NRMA rejects call for toll on Pacific Highway


Motoring group rejects push for the Pacific Highway to be tolled, claiming road users already contribute enough through fuel excise

July 7, 2011

NRMA motoring services has rejected Infrastructure Australia’s proposal to toll the Pacific Highway, saying motorists already contribute billions of dollars through fuel excise tax.

Infrastructure Australia’s Communicating the Imperative for Action report to the Council of Australian Governments (COAG) believes motorists should start paying toll on the east coast highways to help complete projects across the country.

NRMA President Wendy Machin says the federal and NSW governments need to work collaboratively and "get on with it" to ensure the upgrade of Pacific Highway to four lanes is completed by the 2016 deadline.

"We are way beyond arguing over funding sources for fixing one of Australia’s most important roads," Machin says.

"Nationally, $13 billion is collected and just $5 billion is reinvested in road and rail transport."

"Cleary, there are other funding avenues such as fuel excise tax revenue – tolling is not the answer.

Infrastructure Australia national coordinator Michael Deegan told ATN there is "no free lunch", saying tolling was needed to help fund the construction of roads across the country.

"Is it fair to leave the community with roads that aren’t finished?" Deegan says.

"That’s the dilemma that we find.

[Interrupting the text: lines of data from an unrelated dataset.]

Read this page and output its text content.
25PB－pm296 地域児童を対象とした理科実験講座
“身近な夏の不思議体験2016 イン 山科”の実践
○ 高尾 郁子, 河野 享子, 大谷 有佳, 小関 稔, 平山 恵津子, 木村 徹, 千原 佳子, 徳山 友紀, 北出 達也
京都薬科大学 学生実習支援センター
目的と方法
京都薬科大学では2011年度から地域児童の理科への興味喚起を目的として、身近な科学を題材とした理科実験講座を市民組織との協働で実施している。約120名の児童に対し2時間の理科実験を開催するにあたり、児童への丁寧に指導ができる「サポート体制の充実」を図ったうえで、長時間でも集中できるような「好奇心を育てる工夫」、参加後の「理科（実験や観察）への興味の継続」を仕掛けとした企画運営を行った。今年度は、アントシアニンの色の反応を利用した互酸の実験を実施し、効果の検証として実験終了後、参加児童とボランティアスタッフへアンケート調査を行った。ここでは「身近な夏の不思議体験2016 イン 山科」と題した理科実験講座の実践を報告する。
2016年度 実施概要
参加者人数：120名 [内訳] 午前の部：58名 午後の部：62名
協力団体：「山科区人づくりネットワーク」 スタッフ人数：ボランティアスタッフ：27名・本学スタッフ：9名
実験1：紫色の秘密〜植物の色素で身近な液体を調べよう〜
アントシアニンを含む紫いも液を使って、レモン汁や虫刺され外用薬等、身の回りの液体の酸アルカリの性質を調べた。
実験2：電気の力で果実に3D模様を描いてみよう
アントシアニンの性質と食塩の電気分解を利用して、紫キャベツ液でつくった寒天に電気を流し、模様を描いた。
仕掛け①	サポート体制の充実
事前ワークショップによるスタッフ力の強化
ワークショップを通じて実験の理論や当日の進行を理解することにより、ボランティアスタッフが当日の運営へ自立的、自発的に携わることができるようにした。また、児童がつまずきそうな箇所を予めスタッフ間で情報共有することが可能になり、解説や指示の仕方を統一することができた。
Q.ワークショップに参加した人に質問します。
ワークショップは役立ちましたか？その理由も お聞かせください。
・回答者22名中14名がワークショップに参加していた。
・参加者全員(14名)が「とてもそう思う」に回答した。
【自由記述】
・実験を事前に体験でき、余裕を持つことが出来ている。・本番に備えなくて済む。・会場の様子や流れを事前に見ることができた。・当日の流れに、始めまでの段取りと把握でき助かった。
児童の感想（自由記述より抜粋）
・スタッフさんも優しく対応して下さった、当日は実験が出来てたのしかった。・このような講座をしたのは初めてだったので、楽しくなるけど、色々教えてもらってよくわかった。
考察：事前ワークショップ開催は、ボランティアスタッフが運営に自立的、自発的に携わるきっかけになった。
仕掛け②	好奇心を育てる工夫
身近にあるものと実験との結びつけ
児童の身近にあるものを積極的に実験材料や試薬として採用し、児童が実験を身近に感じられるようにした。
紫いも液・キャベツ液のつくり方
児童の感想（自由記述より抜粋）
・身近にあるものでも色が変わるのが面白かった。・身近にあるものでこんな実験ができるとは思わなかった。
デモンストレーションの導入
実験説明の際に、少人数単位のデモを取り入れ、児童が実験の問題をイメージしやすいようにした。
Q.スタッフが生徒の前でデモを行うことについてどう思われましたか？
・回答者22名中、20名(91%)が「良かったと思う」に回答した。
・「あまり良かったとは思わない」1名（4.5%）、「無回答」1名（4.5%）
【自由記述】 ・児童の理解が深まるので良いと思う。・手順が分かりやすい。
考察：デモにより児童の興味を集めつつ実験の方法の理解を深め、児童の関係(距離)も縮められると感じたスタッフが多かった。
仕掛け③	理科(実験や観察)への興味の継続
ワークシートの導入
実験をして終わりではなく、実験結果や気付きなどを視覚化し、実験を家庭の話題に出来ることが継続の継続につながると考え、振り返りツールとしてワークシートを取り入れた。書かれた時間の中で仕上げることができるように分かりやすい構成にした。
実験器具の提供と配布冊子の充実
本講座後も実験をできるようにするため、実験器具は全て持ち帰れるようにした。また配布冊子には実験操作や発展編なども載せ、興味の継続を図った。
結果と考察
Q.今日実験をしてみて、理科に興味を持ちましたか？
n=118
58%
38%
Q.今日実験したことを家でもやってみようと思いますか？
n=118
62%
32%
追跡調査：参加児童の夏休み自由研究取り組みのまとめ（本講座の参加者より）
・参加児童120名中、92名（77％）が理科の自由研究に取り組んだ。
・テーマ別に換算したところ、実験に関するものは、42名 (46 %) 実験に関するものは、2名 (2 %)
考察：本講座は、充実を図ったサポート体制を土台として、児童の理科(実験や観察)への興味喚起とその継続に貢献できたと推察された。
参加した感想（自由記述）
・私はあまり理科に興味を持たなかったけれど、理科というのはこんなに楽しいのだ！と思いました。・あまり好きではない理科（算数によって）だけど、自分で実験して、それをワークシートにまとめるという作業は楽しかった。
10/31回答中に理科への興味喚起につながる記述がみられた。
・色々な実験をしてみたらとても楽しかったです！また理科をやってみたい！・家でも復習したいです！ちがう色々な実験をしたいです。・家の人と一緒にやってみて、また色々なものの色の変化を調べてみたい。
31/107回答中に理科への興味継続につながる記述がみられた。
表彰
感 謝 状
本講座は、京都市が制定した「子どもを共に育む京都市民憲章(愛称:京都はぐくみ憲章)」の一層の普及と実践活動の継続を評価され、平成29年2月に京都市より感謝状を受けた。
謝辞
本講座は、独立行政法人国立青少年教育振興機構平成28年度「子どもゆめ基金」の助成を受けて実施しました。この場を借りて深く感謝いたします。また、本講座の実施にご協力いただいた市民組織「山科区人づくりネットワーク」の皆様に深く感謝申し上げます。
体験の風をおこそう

People don’t want to pay but they want the improved service.

"I’m sorry but there’s no free lunch. We know the transport industry will debate this but then they won’t have their roads updated and who should pay for that if we live in a community where we don’t want to raise taxes?"

A 2009 NRMA report on the Pacific Highway found that almost 70 percent of Pacific Highway upgrade projects were completed beyond schedule.

"The NRMA doubts the 2016 deadline will be met if funding solutions and dedicated completion dates are not adhered to," Machin says.